Rebus is his usual obstinate and difficult self ending up being suspended from the investigation three days from his retirement and it is left to Siobhan to lead the case. Rebus, of course pursues his own investigations regardless -argumentative, opinionated and relentless to the end. He is also obsessed with his battle to take Cafferty down:

Cafferty, he realised, stood for everything that had ever gone sour – every bungled chance and botched case, suspects missed and crimes unsolved. The man wasn’t just the grit in the oyster, he was the pollutant poisoning everything within his reach. (page 170)

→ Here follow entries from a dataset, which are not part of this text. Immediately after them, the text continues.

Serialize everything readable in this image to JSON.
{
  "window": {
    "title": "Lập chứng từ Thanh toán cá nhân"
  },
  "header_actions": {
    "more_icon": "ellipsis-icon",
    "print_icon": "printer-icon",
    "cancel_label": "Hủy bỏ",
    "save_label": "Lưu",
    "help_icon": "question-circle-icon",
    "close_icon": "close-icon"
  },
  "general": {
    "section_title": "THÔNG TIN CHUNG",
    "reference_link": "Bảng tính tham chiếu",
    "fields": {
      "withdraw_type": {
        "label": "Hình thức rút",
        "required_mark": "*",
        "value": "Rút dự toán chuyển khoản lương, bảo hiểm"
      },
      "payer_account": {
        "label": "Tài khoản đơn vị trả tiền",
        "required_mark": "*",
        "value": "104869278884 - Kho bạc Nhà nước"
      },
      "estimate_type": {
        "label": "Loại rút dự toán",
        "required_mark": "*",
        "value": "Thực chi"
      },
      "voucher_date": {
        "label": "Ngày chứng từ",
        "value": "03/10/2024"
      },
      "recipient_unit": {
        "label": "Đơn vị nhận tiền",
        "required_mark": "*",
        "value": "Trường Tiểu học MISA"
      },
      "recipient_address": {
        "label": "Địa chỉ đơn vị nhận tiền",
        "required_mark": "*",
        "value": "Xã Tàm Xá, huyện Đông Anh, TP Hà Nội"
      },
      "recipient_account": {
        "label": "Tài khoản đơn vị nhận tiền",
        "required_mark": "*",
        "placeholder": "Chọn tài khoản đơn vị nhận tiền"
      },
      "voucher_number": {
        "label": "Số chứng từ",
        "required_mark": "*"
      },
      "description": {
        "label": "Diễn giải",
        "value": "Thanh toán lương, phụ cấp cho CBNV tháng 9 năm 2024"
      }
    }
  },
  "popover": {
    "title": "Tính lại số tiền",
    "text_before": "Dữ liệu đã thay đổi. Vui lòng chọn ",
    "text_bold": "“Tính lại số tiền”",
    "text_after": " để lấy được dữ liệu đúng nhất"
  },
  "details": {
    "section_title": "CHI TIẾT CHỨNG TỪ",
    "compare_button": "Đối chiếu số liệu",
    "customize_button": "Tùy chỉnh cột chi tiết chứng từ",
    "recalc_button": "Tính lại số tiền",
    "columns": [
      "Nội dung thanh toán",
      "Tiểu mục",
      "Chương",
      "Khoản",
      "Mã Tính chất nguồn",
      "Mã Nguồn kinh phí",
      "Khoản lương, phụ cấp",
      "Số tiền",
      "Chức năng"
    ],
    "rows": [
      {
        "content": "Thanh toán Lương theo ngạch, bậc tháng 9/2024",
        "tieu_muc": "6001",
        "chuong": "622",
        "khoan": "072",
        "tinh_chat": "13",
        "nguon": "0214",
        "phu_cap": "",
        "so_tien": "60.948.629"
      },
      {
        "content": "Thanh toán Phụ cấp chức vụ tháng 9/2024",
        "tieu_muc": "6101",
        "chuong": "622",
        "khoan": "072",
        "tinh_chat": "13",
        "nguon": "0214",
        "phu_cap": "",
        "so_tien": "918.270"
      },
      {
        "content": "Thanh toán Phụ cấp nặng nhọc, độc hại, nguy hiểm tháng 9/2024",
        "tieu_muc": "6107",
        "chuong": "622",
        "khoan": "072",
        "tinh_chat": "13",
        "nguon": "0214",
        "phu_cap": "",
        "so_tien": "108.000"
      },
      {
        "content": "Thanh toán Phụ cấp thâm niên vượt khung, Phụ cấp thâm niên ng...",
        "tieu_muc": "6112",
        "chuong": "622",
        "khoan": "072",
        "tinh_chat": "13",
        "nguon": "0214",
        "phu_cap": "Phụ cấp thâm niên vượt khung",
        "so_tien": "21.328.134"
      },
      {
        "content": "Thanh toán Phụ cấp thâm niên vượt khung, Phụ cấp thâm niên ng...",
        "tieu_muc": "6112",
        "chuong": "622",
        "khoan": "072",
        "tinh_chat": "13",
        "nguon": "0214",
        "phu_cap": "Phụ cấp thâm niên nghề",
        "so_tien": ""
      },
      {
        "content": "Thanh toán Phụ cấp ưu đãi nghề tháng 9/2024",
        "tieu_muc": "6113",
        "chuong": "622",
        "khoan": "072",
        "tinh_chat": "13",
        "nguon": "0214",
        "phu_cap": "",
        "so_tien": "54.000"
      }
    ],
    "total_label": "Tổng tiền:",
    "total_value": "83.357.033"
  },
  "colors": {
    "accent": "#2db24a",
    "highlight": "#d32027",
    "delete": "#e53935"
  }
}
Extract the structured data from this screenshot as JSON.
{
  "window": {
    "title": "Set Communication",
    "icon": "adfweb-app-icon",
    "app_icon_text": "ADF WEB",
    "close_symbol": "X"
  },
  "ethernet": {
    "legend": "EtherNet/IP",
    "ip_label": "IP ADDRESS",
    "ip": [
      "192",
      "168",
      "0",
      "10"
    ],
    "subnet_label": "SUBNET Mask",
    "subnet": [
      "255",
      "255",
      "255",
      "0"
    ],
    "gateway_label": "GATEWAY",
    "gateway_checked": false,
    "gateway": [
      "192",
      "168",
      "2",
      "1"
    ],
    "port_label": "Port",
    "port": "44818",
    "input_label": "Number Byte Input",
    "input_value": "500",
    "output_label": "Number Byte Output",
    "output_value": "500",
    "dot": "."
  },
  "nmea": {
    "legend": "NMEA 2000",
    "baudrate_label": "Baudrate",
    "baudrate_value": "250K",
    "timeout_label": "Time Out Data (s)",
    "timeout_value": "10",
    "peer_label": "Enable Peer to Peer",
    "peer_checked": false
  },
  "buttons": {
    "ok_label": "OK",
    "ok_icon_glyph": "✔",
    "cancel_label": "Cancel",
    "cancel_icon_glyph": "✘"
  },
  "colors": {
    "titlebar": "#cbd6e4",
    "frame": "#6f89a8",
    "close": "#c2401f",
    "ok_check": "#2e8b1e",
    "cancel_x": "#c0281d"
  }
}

It appears that Cafferty is reformed and is now involved in legitimate business transactions with the Russian, but Rebus doesn’t believe it.  When Cafferty ends up in intensive care after a lonely meeting with Rebus on a canal footbridge, Rebus is suspected of attacking him. Has Rebus gone too far in his desire to bring Cafferty to justice?

Exit Music, in which the worlds of crime, politics and business interconnect, provides a fitting end to Rebus’s career, although somehow I don’t think this is the last we’ll see of him. Rebus is the perpetual outsider, and the job has been his whole world. It had cost him his marriage, friendships and shattered relationships and he feels he will just become invisible. But will he?